I think this resonates with the experience of most people. In some jobs, it's all very routine. There aren't many new things that sort of pop up on your desk. You use the skills you have, you do your job, you go home. That's it. But in other jobs, you are constantly bombarded with new things, new technologies: robots, AI, automation, different software. And those are both challenges, of course, but there are also opportunities to learn.
We want to take these ideas seriously and see if learning on the job, coupled with those other differences that we were talking about, can make a difference. We find some role for it, but most importantly we want to think about it for policy interventions.
Sablik: That's a great segue. You mentioned there's things that employers can do. What are the potential things that policymakers can do, based on your findings?
Macaluso: We were partly motivated by a set of policies that are already in place. Sometimes they are referred to as "good match" policies.
The idea is that some people are high ability but unlucky. It happens to the best of us — you get a bad shock and things get on a bad path for you. Is there a chance to redress that path? Could we provide a match with a good job to workers who so far have been unlucky in terms of their wages?
This is, in fact, a policy that exists. Some of these take the form of apprenticeships, which is exactly matching young workers with what is seen as a good job opportunity for them. Some of them take the form of retraining after a layoff episode. Some of them are grants to match underrepresented degrees with firms that provide high earnings growth.

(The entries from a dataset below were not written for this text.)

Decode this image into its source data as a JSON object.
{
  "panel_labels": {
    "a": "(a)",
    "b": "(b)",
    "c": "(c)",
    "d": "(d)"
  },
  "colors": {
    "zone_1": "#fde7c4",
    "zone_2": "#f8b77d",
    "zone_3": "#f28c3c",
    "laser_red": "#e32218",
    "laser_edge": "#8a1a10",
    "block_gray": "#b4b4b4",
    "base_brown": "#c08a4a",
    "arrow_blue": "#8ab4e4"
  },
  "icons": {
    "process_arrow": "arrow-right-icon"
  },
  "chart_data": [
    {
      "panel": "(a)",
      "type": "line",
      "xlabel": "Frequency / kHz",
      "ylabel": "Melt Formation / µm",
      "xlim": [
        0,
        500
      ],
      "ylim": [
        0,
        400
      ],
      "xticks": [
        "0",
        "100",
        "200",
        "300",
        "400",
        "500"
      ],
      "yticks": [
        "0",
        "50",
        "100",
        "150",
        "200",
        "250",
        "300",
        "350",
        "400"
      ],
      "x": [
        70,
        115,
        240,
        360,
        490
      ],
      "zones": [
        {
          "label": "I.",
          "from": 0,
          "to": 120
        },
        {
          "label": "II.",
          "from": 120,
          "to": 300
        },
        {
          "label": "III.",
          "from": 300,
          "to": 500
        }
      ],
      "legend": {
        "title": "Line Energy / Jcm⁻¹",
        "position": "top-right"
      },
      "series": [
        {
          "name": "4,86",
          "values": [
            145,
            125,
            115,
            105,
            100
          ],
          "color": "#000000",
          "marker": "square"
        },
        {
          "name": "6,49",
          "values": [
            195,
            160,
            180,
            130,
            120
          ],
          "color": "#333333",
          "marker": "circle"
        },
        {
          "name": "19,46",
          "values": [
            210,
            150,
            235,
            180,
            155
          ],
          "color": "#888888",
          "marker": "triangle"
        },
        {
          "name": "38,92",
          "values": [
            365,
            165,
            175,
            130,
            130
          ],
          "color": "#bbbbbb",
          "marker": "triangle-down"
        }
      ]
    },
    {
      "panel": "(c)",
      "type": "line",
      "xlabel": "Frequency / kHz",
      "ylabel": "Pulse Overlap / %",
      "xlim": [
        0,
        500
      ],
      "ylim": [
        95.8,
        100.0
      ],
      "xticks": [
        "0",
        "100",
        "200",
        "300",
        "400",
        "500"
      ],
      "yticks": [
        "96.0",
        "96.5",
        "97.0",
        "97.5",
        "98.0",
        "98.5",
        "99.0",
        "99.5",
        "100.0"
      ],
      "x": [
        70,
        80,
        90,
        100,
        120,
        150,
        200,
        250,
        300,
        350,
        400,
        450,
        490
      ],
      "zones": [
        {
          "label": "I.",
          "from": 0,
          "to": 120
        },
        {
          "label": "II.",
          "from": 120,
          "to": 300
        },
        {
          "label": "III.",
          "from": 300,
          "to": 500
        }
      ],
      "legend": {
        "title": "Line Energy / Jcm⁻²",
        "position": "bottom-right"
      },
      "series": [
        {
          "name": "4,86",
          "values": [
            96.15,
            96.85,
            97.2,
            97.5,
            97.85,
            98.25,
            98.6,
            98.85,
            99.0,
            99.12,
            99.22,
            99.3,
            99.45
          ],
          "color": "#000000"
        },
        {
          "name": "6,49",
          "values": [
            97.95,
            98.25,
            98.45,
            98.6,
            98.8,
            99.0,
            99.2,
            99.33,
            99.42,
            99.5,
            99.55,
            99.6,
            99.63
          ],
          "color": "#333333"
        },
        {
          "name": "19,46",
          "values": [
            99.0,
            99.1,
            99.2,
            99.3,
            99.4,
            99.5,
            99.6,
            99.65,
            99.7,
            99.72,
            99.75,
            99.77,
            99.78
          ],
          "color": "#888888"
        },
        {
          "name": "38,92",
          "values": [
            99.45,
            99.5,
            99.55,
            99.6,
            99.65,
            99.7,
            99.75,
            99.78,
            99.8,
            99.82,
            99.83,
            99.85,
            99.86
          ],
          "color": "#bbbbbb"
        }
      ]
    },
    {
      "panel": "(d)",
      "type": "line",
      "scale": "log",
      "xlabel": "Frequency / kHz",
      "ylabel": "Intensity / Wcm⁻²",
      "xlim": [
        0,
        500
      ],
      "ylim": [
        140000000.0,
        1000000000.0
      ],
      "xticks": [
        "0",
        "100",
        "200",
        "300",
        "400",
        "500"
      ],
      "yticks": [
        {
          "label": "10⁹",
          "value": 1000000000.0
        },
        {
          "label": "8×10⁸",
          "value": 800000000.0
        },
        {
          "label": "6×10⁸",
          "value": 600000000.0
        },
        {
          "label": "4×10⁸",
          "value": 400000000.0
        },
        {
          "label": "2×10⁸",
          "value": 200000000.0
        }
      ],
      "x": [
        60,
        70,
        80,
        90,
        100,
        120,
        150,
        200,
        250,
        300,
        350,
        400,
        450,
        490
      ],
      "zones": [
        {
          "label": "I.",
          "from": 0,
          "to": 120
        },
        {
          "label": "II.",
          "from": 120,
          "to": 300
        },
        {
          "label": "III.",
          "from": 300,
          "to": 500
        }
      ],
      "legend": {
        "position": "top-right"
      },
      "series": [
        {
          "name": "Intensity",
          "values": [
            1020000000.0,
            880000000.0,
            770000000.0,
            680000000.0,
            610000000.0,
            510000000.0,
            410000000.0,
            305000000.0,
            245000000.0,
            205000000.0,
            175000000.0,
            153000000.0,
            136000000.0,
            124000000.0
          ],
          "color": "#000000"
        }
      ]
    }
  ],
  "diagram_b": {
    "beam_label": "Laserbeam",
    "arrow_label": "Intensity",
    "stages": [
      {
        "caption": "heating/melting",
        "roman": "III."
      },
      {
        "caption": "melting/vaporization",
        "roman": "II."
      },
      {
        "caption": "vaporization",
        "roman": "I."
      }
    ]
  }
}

In our model, we investigate these types of policies. In particular, there's one exercise that I find very interesting. We provide to a worker at the age of 25, one of those that are unlucky so they end up poor at that point in their life, we give them the chance to meet a firm that has high wage growth. We show that this can improve the earnings. This "good employer" effect is much larger if there is some stability to the match, which we think speaks directly to the kind of policies that the Department of Labor, for example, has in place right now.
Sablik: Katka, what are your next steps with this research?

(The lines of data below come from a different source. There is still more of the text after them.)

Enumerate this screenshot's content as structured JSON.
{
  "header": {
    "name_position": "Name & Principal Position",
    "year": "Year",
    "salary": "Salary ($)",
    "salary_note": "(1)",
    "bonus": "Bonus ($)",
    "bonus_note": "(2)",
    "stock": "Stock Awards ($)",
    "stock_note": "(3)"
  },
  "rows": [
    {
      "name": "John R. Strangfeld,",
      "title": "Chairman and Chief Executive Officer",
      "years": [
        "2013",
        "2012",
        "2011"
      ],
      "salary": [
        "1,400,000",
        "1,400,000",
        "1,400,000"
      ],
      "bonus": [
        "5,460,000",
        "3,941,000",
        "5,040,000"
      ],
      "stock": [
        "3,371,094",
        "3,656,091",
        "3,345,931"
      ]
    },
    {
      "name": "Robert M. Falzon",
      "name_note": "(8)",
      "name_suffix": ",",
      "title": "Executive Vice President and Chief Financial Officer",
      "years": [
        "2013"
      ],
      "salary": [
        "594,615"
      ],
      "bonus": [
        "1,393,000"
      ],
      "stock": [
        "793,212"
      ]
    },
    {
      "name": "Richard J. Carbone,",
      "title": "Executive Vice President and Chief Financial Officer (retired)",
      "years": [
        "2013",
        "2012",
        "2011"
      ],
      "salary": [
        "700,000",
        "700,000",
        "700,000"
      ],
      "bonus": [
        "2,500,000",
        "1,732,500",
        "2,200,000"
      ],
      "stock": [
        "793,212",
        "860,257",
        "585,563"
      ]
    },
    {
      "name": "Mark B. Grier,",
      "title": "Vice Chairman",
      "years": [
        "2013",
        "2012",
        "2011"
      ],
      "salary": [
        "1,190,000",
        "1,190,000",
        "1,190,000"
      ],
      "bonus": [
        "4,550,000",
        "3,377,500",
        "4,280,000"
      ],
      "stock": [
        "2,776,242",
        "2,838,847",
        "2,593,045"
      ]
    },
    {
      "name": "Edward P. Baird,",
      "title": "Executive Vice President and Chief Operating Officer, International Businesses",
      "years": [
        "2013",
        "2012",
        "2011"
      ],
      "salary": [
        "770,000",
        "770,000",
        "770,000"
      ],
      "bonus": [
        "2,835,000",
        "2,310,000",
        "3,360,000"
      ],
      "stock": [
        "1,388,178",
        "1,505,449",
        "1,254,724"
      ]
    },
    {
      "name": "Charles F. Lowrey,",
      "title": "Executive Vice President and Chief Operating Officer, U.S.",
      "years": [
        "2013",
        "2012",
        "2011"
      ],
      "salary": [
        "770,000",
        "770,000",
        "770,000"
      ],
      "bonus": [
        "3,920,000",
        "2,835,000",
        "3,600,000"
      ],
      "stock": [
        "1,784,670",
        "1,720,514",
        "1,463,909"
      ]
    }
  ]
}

Borovičková: We think that the model in this paper is very useful for answering some other questions.
One thing that they would like to address is a longstanding question in economics which asks, "How much of the differences that we observe are due to initial conditions versus luck?"
The initial conditions [are] everything that has happened to you before you start, before you enter the labor market. This could be the type of college you have attended, the type of family background you were raised in.

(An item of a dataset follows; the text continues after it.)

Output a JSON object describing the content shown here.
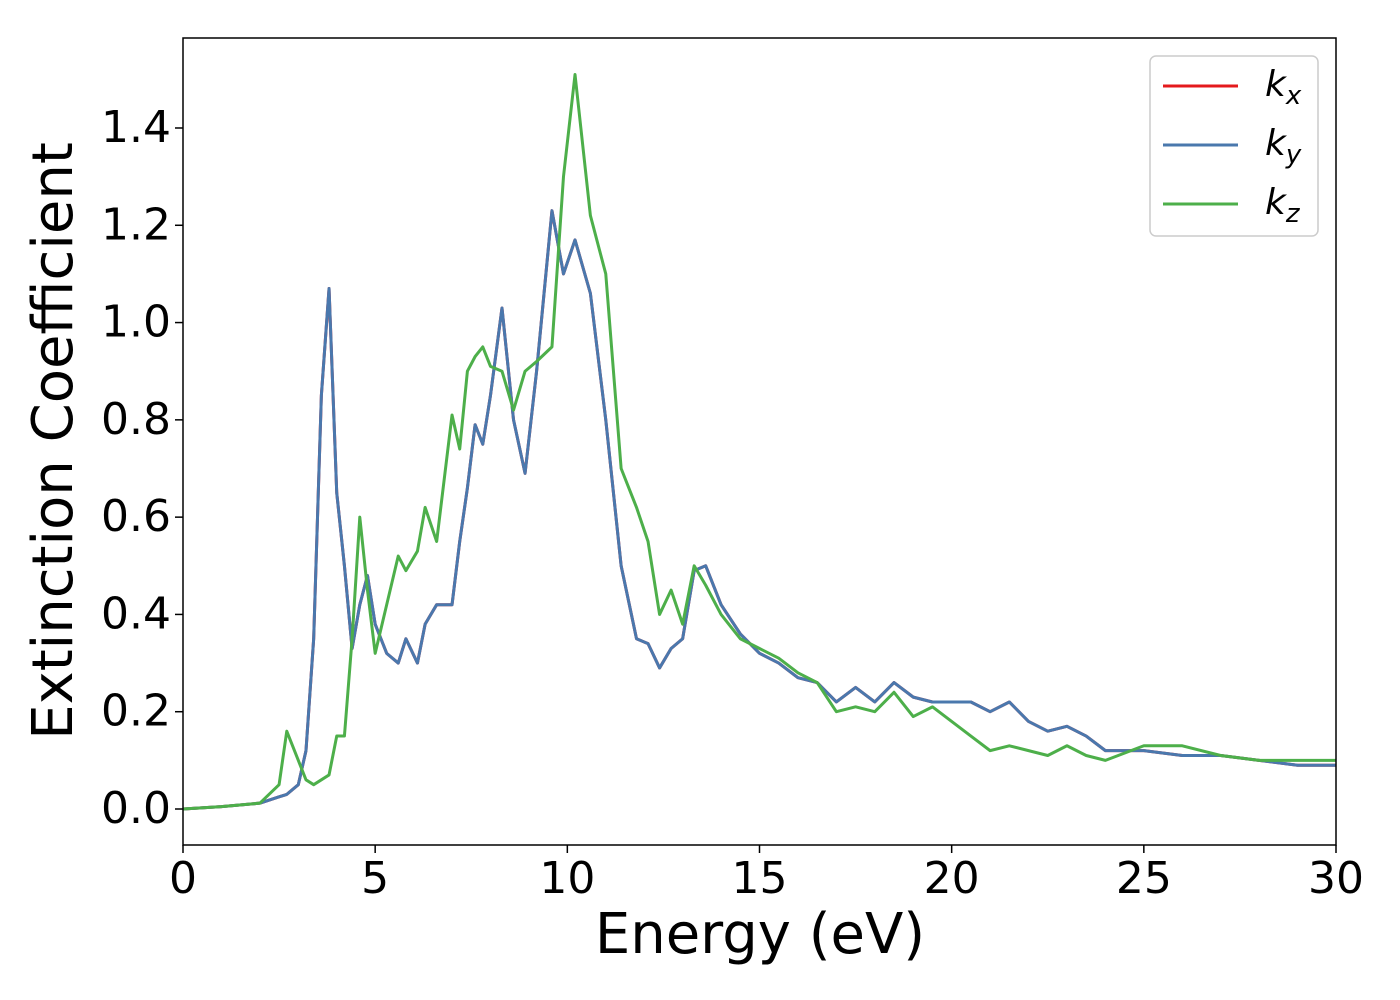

Luck is what happens to you just by chance. For example, there are two graduates from the same college with the same degree. When one of them goes on the labor market, there is a job opening at Google. But when the other goes out on the labor market, no such opening exists. The first one is lucky to get the job at Google and his career can start off very well. The other one was just unlucky, not because he would not be qualified for the job — he was as qualified as the first candidate. That vacancy just was not open at the time. Sometimes you just are at the right place at the right time but sometimes you are not.
Sablik: Super interesting. Katka and Claudia, thanks so much for joining me today to discuss this work.
Borovičková: Thank you very much for having us.
Macaluso: Yeah, thanks so much for having us.